Peres is in the midst of a round of meetings with leaders and representatives of all of the Knesset parties, hearing their recommendations on who should form Israel’s next government. Lieberman’s recommendation gives Netanyahu an outright majority of the incoming Knesset, simplifying Peres’s job.

Guessing Continues

The guessing game is not over, however. Will Netanyahu try to form a unity government with Kadima, as he has said he would do, or will he settle for a nationalist government of 65 MKs with Lieberman and the religious and nationalist parties?

More questions: If Netanyahu chooses a unity government, will he begin the negotiations with Kadima – or will he give his natural partners “first dibs”? And what about Kadima itself – is it interested in joining a Netanyahu-led government, or will it remain in the Opposition, as leader Tzipi Livni has said? Livni has said that she will agree only to a unity government that includes a rotation agreement between her and Netanyahu as Prime Minister – a scenario the Likud has ruled out. And will Kadima split up, with some MKs joining Netanyahu and others remaining in the Opposition?

The Lieberman Enigma

Lieberman served as a top aide to Netanyahu in the past, continues to talk with him frequently, and his voters are strongly right-wing and nationalist. Despite these niceties, he did not makes things easy for the nationalist camp, and did not state aloud that he would recommend Netanyahu until nearly the last minute.

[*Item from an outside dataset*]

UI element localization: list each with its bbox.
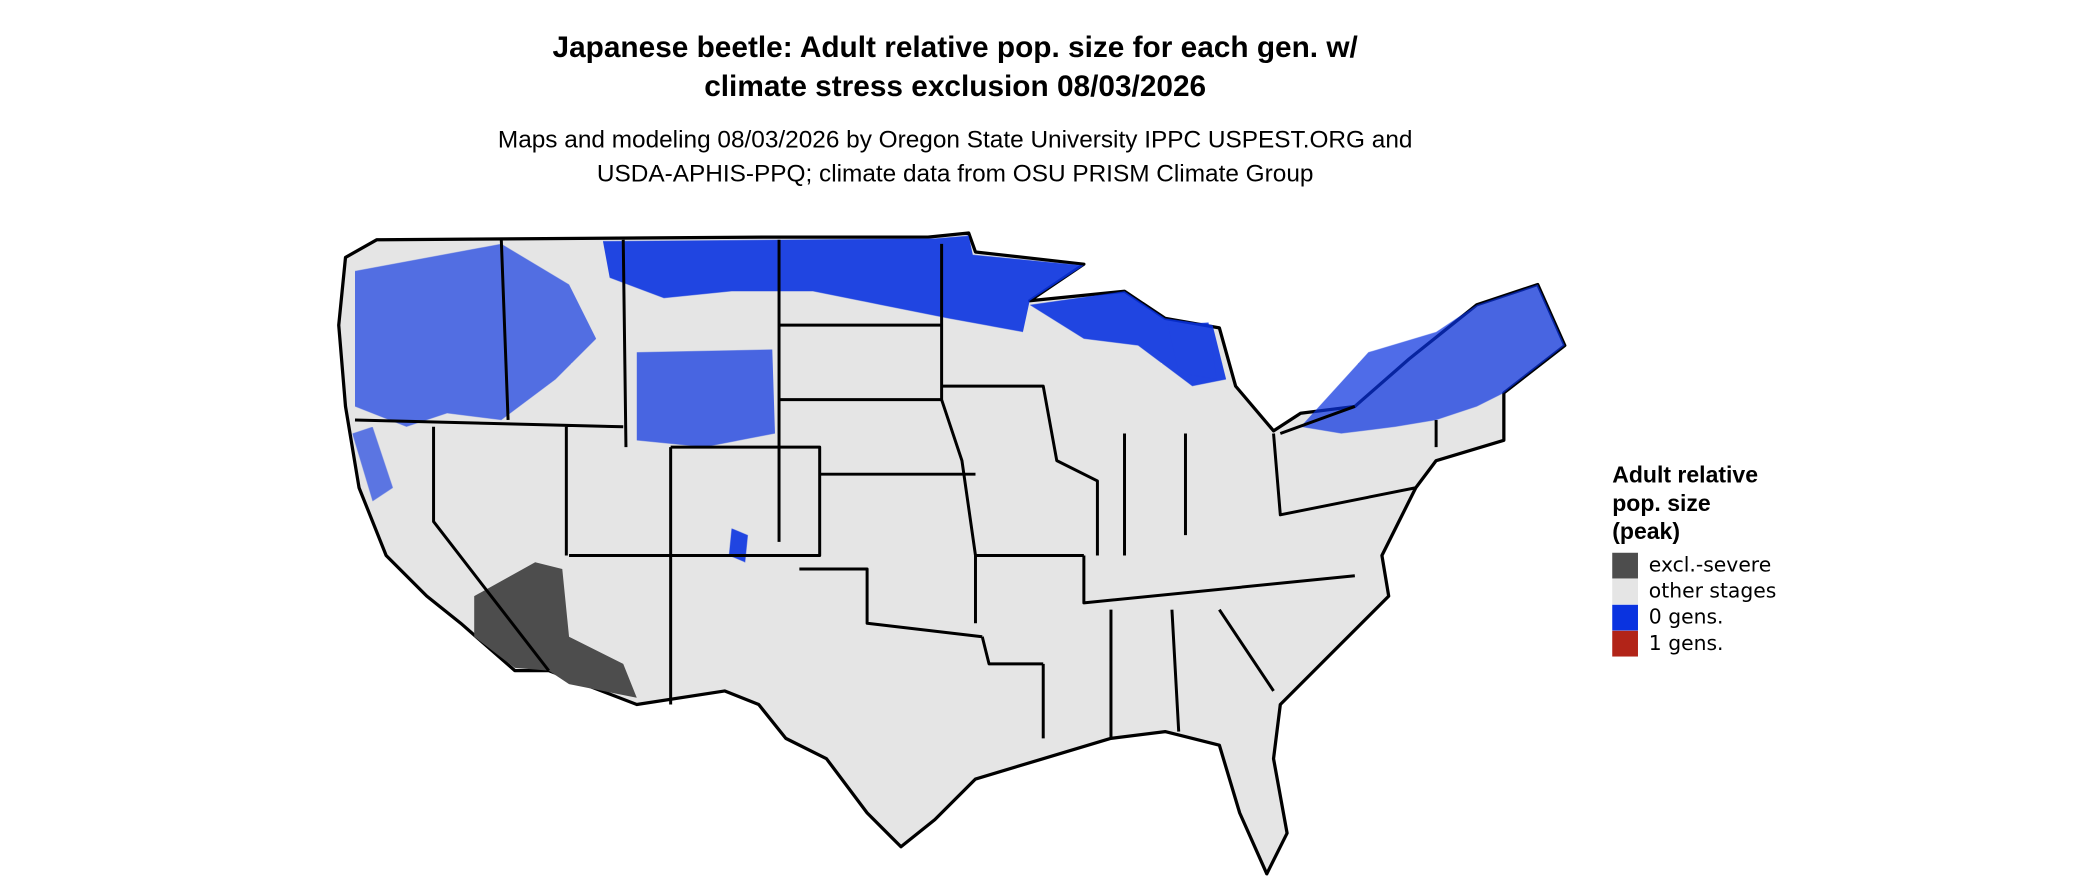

It is not clear exactly what Lieberman’s considerations are. Some have said that his fence-sitting was related to the 8-year-old police investigation against him, which has recently gained steam once again. Just yesterday, police sources met with Attorney General Menachem Mazuz and told him that the accusations against Lieberman “are becoming more weighty.” Lieberman may or may not have been weighing which government – either left-center, or nationalist – might mean better chances for the closing of the case. He was also likely considering which ministerial portfolios the investigation prevents him from receiving. After the previous elections, in 1996, Mazuz announced that because of the investigation against Lieberman, he was not eligible to serve as Public Security Minister.

Adding to the mystery were some of Lieberman’s political moves in the past. After being left out of Olmert’s government in early 2006, he joined the government several months later, and then abruptly left just over a year later.

Despite Lieberman’s strongly hawkish reputation, his stance against further withdrawals is far from absolute. After the 2006 elections, he outlined on Channel Two Television the circumstances under which his party would oppose another unilateral withdrawal. “If it will be a withdrawal with no benefit, no compensation and no improvement in the security situation, then we will not be partners,” he said.